Tout le mystère de la vie spirituelle est basée sur cette dépendance exprimée par saint Cyprien. Il n’y a pas de prière sans bonnes actions, il n’y a pas d’espérance de salut sans bonnes actions, car sans bonnes actions notre foi est morte (cf Jc 2, 17).
Et lorsque nous venons dans cette église avec nos chagrins, lorsque nous fléchissons le genou devant l’image de Notre-Dame-joie-de-tous-les-affligés, lorsque vous implorez la Reine des cieux de vous aider dans nos difficultés, souvenez-vous de cela : « avez-vous toujours aidé les affligés ? N’êtes-vous passés froidement, avec indifférence, à côté de ceux qui demandaient votre aide ? Peut-être vous étiez-vous même justifiés, à quoi bon les aider, ils sont ceci-cela, inutile de perdre nos forces d’âme et notre temps… Mais alors pourquoi la Mère de Dieu devrait-elle nous aider ? Seulement parce que nous pleurons devant son icône à cause des douleurs que causent à notre cœur les circonstances de la vie ? Est-ce suffisant ? Saint Cyprien nous montre que non, ce n’est pas suffisant.

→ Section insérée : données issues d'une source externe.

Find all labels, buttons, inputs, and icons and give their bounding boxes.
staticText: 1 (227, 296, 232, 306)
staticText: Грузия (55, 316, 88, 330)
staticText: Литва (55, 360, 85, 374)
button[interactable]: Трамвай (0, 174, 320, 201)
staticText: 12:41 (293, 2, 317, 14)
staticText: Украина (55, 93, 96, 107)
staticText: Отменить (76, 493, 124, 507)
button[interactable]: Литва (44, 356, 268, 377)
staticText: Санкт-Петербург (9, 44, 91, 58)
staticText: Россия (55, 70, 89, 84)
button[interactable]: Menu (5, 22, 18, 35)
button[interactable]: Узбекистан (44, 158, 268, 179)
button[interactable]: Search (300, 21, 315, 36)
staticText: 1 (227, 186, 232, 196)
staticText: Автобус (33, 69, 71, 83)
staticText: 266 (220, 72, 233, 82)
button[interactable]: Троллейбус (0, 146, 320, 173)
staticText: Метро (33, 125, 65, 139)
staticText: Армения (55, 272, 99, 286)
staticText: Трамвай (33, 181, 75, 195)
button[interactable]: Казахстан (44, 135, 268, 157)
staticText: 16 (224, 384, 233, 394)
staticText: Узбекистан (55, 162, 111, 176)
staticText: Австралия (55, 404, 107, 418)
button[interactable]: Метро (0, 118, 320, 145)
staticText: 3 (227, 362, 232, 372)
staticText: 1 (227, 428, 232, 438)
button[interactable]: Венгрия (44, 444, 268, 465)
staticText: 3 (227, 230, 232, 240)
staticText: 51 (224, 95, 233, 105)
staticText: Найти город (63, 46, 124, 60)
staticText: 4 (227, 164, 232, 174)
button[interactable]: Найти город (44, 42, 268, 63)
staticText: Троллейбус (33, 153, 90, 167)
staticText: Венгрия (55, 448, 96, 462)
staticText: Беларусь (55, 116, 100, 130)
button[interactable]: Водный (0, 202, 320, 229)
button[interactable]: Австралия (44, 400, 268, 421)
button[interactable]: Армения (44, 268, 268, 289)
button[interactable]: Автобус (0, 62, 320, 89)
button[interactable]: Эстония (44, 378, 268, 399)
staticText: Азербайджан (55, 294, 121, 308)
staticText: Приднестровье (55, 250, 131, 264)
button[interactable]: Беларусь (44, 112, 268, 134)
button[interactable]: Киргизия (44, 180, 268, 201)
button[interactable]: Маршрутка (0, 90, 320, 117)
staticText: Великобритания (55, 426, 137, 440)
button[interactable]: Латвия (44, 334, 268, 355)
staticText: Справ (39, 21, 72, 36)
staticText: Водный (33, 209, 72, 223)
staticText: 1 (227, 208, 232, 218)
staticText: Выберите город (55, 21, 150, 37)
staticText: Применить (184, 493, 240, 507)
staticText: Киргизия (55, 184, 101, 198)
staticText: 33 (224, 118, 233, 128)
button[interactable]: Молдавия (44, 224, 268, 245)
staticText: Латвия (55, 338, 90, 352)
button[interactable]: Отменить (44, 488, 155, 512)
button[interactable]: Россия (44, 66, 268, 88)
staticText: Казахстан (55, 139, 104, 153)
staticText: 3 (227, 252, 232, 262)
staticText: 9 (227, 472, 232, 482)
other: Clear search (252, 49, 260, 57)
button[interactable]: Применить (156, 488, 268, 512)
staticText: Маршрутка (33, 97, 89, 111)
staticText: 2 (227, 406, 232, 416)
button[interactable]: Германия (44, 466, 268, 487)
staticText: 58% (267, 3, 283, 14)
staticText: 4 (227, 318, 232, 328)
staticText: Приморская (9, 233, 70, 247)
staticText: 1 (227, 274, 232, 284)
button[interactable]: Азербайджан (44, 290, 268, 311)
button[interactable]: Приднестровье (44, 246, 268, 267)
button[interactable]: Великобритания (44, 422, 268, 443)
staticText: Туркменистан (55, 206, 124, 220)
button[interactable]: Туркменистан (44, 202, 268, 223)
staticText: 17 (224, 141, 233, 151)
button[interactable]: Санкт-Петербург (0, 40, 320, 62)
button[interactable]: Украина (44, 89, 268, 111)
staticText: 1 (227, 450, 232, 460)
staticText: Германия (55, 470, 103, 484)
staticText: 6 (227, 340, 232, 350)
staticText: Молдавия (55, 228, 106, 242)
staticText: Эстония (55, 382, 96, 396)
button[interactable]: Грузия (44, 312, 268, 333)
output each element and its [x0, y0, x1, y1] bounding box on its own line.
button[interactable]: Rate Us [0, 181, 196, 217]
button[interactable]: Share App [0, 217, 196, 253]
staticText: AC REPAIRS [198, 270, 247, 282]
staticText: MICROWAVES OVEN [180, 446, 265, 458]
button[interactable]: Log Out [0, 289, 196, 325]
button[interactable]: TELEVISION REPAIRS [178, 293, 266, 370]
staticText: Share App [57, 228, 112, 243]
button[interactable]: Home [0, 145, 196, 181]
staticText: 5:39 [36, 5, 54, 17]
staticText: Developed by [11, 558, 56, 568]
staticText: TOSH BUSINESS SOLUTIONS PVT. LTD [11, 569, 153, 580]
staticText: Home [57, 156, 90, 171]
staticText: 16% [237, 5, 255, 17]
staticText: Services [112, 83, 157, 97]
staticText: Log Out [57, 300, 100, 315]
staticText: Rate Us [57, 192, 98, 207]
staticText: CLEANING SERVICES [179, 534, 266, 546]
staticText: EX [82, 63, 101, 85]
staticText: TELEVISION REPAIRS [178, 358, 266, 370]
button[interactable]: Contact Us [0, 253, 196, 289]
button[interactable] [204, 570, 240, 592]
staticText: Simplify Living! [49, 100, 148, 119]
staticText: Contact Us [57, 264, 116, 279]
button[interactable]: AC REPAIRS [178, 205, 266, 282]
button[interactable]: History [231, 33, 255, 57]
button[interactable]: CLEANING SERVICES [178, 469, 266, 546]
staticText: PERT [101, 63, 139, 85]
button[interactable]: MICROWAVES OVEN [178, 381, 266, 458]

C’est pourquoi les paroisses orthodoxes, les communautés orthodoxes qui célèbrent la Sainte Eucharistie qui touche au Royaume de Dieu par la puissance de l’Esprit Saint, doivent être des lieux de miséricorde, de charité, d’amour actif, avant tout envers les paroissiens dans le besoin, ceux qui sont à côté de nous. Ceux qui ne mangeront peut-être pas aujourd’hui après la Divine liturgie. Ceux qui trembleront peut-être de froid dans leur mauvais vêtement. Ceux qui vivent on ne sait comment. Souvent les gens qui viennent à l’église sont seuls et n’ont pas ce qu’ont les autres car ils viennent ici chercher de l’aide. Et le Seigneur ne peut leur venir en aide qu’à travers nous, par nos mains. Lorsque nous avons répondu par la miséricorde à la douleur et à la souffrance d’un autre, nous acquérons la possibilité d’être entendu de Dieu, de Sa Mère très-pure et de recevoir selon notre prière.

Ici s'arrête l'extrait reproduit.